Multi-Lead ECG Classification via an Information-Based Attention Convolutional Neural Network
Tung, Hao, Zheng, Chao, Mao, Xinsheng, Qian, Dahong
Objective: A novel structure based on channel-wise attention mechanism is presented in this paper. Embedding with the proposed structure, an efficient classification model that accepts multi-lead electrocardiogram (ECG) as input is constructed. Methods: One-dimensional convolutional neural networks (CNN) have proven to be effective in pervasive classification tasks, enabling the automatic extraction of features while classifying targets. We implement the Residual connection and design a structure which can learn the weights from the information contained in different channels in the input feature map during the training process. An indicator named mean square deviation is introduced to monitor the performance of a particular model segment in the classification task on the two out of the five ECG classes. The data in the MIT-BIH arrhythmia database is used and a series of control experiments is conducted. Results: Utilizing both leads of the ECG signals as input to the neural network classifier can achieve better classification results than those from using single channel inputs in different application scenarios. Models embedded with the channel-wise attention structure always achieve better scores on sensitivity and precision than the plain Resnet models.
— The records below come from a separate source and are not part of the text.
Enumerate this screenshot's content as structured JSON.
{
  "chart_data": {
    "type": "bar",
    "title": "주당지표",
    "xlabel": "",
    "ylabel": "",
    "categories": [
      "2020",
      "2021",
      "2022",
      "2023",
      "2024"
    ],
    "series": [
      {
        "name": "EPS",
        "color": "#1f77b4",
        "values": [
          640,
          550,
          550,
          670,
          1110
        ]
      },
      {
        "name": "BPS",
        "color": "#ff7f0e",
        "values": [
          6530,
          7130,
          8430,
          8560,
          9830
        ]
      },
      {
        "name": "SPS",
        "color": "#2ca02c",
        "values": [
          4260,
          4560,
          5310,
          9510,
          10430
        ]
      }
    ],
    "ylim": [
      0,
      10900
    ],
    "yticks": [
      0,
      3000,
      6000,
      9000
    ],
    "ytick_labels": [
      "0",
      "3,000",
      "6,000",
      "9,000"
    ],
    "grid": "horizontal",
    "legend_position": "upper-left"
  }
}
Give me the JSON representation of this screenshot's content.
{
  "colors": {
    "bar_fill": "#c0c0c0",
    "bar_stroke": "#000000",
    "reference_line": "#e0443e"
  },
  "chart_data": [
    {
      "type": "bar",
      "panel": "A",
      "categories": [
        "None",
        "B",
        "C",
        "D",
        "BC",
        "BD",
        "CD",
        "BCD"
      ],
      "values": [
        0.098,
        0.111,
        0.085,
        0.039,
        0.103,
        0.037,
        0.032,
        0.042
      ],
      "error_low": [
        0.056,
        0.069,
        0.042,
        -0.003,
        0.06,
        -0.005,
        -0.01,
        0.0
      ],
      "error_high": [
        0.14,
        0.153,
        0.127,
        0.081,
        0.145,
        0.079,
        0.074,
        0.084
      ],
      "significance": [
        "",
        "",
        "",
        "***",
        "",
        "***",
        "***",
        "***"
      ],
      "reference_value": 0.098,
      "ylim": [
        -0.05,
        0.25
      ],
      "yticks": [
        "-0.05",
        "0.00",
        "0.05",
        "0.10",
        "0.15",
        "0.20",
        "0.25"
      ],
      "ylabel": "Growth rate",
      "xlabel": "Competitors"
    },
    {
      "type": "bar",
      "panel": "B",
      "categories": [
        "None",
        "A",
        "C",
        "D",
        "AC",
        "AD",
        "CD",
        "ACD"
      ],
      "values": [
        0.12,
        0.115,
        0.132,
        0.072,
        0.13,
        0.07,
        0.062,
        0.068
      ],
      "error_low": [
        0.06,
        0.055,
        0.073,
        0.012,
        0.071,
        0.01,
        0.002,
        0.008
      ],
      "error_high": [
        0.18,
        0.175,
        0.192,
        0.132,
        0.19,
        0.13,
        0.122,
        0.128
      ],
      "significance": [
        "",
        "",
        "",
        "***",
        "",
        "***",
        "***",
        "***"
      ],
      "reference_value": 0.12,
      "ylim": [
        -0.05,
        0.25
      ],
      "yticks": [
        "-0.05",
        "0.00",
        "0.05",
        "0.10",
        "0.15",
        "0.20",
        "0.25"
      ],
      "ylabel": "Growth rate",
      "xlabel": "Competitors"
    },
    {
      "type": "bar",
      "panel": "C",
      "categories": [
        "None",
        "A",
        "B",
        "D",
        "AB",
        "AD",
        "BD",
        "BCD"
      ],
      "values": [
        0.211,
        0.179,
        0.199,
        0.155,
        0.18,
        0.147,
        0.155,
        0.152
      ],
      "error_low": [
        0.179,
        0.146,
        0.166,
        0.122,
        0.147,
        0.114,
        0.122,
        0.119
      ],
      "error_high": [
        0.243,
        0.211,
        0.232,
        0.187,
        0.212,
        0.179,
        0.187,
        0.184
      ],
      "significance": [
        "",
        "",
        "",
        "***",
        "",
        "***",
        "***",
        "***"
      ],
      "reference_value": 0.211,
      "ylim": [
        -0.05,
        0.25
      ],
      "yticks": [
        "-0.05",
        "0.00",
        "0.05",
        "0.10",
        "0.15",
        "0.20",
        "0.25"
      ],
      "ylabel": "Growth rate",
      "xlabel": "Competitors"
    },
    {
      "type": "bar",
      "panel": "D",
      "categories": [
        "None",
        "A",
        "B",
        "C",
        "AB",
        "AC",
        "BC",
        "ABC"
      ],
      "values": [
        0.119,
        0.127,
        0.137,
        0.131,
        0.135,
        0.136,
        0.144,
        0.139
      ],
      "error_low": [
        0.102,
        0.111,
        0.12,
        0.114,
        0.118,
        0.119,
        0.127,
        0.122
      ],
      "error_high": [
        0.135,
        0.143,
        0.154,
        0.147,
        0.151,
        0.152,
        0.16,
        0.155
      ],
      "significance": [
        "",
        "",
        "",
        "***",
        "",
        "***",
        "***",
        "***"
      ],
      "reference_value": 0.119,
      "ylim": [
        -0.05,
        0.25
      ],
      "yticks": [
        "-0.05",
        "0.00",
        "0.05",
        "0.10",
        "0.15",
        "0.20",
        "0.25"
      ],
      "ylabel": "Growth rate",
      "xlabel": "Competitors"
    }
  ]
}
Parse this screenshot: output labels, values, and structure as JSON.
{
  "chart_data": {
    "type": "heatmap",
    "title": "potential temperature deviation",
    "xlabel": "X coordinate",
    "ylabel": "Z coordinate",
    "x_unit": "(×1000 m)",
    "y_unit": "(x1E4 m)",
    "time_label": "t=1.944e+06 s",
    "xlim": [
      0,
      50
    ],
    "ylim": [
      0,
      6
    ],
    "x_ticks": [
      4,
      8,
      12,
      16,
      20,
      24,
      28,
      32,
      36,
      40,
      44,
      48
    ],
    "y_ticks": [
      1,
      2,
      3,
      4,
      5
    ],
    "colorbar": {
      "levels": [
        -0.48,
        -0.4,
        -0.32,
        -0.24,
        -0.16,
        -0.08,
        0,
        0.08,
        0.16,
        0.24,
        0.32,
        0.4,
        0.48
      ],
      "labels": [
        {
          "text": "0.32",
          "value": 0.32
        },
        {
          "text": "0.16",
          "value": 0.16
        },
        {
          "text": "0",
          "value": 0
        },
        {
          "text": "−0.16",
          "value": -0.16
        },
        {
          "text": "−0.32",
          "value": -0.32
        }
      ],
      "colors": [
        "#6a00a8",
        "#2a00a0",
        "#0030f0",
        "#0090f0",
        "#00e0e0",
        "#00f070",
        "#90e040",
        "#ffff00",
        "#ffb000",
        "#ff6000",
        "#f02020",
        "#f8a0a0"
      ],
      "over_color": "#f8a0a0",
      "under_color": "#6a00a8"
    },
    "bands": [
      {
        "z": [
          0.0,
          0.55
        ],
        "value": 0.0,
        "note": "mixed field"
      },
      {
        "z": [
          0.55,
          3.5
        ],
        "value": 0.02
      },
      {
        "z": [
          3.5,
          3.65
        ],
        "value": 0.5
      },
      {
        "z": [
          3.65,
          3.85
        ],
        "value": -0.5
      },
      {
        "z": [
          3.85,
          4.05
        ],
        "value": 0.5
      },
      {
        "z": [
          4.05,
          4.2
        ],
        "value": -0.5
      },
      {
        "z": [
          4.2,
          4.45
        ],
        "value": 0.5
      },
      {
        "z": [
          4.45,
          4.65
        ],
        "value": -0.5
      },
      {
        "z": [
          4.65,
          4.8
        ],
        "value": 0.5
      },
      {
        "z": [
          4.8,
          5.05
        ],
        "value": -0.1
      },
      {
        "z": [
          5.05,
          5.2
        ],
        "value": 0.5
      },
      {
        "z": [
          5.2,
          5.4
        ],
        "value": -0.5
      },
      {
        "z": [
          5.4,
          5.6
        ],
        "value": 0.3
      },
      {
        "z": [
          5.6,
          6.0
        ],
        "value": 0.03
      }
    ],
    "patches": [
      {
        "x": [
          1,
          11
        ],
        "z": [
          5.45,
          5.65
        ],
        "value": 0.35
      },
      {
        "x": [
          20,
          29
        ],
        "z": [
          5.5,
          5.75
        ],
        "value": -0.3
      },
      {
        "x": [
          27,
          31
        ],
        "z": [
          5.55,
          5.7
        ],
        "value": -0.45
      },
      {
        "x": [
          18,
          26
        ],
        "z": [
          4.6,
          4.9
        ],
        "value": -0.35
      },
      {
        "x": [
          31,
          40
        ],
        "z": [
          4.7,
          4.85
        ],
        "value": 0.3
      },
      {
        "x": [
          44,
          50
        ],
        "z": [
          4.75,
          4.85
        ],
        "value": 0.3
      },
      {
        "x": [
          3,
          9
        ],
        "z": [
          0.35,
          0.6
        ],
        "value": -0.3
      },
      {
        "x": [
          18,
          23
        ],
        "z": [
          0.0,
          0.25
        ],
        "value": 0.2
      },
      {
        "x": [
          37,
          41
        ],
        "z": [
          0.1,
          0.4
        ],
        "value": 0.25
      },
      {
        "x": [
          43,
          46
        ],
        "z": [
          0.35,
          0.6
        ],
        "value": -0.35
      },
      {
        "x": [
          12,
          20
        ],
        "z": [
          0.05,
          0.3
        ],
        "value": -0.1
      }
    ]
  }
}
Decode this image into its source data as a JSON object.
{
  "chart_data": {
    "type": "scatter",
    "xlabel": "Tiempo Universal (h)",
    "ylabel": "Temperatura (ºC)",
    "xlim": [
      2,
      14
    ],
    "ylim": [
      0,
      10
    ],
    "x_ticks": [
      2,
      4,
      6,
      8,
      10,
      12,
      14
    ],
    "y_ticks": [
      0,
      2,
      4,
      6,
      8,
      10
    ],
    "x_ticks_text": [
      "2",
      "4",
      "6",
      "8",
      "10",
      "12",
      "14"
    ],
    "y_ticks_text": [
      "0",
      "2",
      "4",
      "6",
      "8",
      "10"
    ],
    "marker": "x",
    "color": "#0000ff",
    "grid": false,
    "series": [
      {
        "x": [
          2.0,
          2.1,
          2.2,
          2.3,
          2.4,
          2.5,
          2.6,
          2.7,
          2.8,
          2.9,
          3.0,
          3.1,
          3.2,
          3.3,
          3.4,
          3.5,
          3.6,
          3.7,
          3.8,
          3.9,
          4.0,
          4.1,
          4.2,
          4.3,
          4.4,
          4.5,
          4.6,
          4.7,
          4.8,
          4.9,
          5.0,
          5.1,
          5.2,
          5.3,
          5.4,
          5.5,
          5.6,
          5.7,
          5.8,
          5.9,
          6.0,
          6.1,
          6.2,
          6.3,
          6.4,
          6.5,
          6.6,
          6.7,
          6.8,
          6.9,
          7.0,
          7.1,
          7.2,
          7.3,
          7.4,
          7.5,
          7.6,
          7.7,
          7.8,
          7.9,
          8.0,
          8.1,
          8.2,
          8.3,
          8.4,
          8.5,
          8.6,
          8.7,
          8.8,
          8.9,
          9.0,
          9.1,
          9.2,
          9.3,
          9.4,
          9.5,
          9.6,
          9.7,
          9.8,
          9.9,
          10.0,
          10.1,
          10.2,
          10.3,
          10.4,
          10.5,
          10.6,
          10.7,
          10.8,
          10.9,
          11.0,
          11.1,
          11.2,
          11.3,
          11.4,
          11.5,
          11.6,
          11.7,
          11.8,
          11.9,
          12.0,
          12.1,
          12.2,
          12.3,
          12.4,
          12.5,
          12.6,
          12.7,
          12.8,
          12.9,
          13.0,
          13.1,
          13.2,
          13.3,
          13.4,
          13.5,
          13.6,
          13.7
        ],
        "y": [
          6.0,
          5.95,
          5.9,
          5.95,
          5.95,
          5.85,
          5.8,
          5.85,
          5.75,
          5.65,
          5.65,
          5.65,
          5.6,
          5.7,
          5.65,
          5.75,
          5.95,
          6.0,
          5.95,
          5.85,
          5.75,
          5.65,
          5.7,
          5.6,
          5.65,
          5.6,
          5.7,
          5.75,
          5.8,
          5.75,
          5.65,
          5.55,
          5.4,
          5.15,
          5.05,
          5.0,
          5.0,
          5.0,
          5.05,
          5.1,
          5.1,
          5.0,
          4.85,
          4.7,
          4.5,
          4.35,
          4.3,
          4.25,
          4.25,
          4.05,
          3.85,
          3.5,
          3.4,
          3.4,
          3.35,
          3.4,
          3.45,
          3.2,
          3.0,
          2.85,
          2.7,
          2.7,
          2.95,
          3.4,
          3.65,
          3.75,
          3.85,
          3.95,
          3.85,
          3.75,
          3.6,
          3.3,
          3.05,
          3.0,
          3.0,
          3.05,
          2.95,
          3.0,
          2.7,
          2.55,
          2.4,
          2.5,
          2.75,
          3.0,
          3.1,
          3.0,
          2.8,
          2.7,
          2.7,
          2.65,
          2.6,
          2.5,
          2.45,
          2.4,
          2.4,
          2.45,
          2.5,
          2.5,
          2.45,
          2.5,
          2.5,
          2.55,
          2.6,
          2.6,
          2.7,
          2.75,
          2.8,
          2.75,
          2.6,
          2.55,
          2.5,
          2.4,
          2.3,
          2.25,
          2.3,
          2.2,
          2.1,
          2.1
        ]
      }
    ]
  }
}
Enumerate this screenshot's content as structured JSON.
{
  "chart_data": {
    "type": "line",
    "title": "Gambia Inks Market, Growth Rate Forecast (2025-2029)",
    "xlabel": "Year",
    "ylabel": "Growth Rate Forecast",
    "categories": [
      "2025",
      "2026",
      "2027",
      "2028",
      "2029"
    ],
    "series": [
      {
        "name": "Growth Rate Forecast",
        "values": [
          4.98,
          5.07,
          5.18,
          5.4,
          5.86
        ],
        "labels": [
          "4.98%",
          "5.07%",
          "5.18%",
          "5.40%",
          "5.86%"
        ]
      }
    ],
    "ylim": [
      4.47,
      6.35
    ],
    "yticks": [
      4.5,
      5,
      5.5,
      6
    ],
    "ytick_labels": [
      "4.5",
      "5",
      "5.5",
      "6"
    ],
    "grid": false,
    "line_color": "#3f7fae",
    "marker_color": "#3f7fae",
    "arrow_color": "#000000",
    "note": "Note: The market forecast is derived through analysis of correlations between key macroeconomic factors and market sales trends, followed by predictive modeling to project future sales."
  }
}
The proposed model exceeds the performance of most of the state-of-the-art models in ventricular ectopic beats (VEB) classification, and achieves competitive scores for supraventricular ectopic beats (SVEB). Conclusion: Adopting more lead ECG signals as input can increase the dimensions of the input feature maps, helping to improve both the performance and generalization of the network model. Significance: Due to its end-to-end characteristics, and the extensible intrinsic for multi-lead heart diseases diagnosing, the proposed model can be used for the real-time ECG tracking of ECG waveforms for Holter or wearable devices.